This question is an exact duplicate and really should be closed. Original is here. However, just for posterity, here's my answer from the first round:


This is called "bootstrapping". You must first build a compiler (or interpreter) for your language in some other language (usually Java or C). Once that is done, you can write a new version of the compiler in language Foo. You use the first bootstrap compiler to compile the compiler, and then use this compiled compiler to compile everything else (including future versions of itself).

Most languages are indeed created in this fashion, partially because language designers like to use the language they are creating, and also because a non-trivial compiler often serves as a useful benchmark for how "complete" the language may be.

An example of this would be Scala. It's first compiler was created in Pizza, an experimental language by Martin Odersky. As of version 2.0, the compiler was completely re-written in Scala. From that point on, the old Pizza compiler could be completely discarded, due to the fact that the new Scala compiler could be used to compile itself for future iterations.

Daniel Spiewak
+3  A: 

This also allows to hide a virus in a program which is compiled from source. Follow me.

When you write your first compiler for C, you write it in some other language. Now, you have a compiler for C in, say, assembler. Eventually, you will come to the place where you have to parse strings, specifically escape sequences. You will write code to convert \n to the character with the decimal code 10 (and \r to 13, etc).
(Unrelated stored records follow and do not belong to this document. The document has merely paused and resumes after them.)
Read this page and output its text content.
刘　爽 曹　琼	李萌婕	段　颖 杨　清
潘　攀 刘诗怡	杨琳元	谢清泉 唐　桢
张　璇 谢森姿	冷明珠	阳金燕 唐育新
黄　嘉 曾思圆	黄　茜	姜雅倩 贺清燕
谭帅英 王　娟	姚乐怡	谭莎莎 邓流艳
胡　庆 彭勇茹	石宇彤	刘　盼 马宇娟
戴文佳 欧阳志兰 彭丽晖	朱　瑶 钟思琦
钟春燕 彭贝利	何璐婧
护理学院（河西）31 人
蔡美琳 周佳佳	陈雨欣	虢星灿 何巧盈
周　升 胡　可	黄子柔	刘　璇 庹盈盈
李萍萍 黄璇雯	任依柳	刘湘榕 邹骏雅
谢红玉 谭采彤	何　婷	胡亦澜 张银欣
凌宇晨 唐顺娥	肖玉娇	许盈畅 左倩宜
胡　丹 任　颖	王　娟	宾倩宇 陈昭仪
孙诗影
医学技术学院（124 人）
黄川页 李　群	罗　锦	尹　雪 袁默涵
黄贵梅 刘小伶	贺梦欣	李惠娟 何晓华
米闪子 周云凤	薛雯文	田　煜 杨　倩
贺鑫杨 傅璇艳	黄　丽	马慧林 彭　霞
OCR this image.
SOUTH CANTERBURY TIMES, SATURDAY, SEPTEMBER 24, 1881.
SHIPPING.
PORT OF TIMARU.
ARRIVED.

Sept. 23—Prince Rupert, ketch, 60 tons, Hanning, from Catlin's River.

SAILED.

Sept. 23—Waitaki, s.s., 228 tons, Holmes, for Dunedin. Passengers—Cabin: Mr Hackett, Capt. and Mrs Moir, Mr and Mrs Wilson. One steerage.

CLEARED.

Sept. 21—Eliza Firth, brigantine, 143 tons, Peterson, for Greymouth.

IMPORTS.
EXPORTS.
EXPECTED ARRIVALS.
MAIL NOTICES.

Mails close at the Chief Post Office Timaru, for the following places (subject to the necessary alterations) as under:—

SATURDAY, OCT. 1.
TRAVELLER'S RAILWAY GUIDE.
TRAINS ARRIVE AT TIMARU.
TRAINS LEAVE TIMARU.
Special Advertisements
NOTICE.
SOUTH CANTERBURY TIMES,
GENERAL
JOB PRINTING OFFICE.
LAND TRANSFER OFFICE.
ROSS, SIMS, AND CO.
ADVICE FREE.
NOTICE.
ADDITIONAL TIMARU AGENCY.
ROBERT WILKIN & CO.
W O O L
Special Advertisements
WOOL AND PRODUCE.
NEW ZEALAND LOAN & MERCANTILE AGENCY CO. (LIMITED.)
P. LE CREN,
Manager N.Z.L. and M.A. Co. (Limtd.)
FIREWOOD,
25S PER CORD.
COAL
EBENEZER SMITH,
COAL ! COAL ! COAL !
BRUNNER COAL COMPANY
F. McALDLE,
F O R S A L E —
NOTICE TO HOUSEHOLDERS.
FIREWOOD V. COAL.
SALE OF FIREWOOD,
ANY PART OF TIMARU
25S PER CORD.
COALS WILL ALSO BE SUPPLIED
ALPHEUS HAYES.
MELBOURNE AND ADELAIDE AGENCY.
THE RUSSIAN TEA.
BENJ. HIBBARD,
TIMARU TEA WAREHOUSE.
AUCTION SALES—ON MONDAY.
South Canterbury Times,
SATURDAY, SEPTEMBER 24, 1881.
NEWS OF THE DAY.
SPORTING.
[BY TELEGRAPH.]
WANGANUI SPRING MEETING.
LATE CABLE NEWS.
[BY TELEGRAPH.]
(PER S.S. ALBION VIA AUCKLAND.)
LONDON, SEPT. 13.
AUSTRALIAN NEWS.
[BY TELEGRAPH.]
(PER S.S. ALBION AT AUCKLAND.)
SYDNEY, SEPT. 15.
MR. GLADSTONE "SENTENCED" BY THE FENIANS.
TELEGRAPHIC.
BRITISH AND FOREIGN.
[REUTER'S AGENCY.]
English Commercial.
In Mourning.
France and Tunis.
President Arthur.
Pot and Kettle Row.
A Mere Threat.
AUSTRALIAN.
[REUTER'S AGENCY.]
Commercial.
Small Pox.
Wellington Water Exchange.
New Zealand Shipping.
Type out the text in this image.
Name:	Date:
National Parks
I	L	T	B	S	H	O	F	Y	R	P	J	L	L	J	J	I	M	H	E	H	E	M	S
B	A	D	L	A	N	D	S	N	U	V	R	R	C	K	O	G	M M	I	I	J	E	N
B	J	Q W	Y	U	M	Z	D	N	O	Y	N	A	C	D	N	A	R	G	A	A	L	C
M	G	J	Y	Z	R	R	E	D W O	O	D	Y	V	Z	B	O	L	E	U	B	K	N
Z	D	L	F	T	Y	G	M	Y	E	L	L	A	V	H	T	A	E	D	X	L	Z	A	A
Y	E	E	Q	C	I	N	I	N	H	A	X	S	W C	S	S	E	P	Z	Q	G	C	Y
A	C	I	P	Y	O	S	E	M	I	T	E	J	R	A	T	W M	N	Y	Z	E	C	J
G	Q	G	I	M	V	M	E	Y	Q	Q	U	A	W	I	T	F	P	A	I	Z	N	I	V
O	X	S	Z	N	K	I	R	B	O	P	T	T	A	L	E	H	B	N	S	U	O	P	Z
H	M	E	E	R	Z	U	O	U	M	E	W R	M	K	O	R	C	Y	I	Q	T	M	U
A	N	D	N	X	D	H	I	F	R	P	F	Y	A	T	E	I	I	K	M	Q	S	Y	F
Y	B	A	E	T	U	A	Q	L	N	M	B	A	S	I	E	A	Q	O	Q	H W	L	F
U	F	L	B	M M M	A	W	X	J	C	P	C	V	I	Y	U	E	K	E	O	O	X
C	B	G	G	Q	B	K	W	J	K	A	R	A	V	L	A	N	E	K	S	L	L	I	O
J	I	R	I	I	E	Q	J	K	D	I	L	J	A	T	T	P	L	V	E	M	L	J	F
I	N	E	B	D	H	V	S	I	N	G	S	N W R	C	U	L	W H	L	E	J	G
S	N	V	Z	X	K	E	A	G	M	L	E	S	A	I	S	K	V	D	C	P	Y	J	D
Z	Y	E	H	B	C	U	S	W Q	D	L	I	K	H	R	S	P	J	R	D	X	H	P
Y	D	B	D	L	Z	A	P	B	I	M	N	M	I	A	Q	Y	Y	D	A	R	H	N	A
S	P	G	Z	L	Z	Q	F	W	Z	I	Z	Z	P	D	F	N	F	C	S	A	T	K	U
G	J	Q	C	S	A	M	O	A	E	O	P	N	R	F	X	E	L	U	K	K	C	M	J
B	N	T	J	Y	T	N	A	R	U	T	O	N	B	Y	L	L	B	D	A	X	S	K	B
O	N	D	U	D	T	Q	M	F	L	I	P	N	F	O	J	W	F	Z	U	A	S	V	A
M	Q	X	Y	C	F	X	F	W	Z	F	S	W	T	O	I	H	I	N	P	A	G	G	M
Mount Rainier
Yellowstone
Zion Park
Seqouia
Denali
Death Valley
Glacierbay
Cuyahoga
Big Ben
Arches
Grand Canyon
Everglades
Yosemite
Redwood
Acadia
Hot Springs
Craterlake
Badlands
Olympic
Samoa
After that compiler is ready, you will start to reimplement it in C. The string parsing code will become:

...
if (c == 92) { // backslash
    c = getc();
    if (c == 110) { // n
        return 10;
    } else if (c == 92) { // another backslash
        return 92;
    } else {
        ...
    }
}
...

When this compiles, you have a binary which understands '\n'. This means you can change the source code:

...
if (c == '\\') {
    c = getc();
    if (c == 'n') {
        return '\n';
    } else if (c == '\\') {
        return '\\';
    } else {
        ...
    }
}
...

So where is the information that '\n' is the code for 13? It's in the binary! It's like DNA: Compiling C source code with this binary will inherit this information. If the compiler compiles itself, it will pass this knowledge on to its offspring. From this point on, there is no way to see from the source alone what the compiler will do.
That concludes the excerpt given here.